With a snarl, Terrance launched himself at her, but Nicholina appeared, seizing his half-shifted throat and twisting. He yelped, flying through the air, and landed at Blaise’s feet. Liana had already shifted. She tore after Nicholina. Blaise quickly followed, as did Ansel and Claud when they realized the blood witches were after, well—blood. Knives in hand, Ismay and her sisters attacked the wolves’ jugulars, but the wolves moved faster, leaping atop the bar to gain higher ground. Though cornered, though outnumbered, Terrance managed to knock away Ismay’s knife, pinning her beneath his paw. When his other slashed open her face, she screamed. Coco rushed to intervene.
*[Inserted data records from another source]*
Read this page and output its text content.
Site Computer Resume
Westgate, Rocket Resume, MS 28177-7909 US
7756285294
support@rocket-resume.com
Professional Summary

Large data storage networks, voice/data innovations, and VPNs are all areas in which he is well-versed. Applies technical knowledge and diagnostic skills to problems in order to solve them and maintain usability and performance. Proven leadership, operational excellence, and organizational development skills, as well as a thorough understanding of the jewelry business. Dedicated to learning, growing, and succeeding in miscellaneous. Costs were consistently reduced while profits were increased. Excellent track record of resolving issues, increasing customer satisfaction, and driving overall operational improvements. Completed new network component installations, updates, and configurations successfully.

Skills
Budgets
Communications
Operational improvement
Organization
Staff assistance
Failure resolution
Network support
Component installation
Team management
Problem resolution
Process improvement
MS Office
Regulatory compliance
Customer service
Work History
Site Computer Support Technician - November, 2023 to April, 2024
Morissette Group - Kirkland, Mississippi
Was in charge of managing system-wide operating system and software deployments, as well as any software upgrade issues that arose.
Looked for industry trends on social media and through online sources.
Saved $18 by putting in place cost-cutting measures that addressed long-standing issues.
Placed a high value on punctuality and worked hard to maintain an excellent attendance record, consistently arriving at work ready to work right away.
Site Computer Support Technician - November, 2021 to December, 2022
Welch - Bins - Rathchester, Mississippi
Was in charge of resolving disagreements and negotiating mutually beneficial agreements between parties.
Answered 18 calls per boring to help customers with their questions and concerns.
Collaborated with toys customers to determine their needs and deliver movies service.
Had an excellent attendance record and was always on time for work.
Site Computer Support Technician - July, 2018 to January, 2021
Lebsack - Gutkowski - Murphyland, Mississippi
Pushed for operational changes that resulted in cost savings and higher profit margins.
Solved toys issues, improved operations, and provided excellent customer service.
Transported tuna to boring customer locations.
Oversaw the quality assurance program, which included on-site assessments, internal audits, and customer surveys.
And I . . . I touched a finger to the whiskey on the bar. Just a finger. One simple spark—so similar, yet so different from that pub fire long ago. Had it only been a fortnight?
It felt like years.
The flames chased the whiskey down the bar to where Terrance—
No. Not Terrance. I tilted my head, bemused, as the flames instead found another, climbing up her feet, her legs, her chest. Soon she screamed in terror, in pain—trying desperately to draw blood, to claw magic from her wrists—but I only laughed. I laughed and laughed until my eyes stung and my throat ached, laughed until her voice finally pierced the smoke in my mind. Until I realized to whom that voice belonged.
“Coco,” I breathed.
I stared at her in disbelief, releasing the pattern. The flames died instantly, and she crumpled to the floor. Smoke curled from her clothing, her skin, and she gasped between sobs, struggling to catch her breath. The rest of the room came back in pieces—Ansel’s horrified expression, Terrance’s frantic shout, Ismay’s mad dash to find honey. When I stumbled forward to help her, a hand caught my throat.
“No closer,” La Voisin snarled, her nails biting into my skin.
“Enough, Josephine.” Deveraux loomed over us, graver than I’d ever seen him. “Release her.”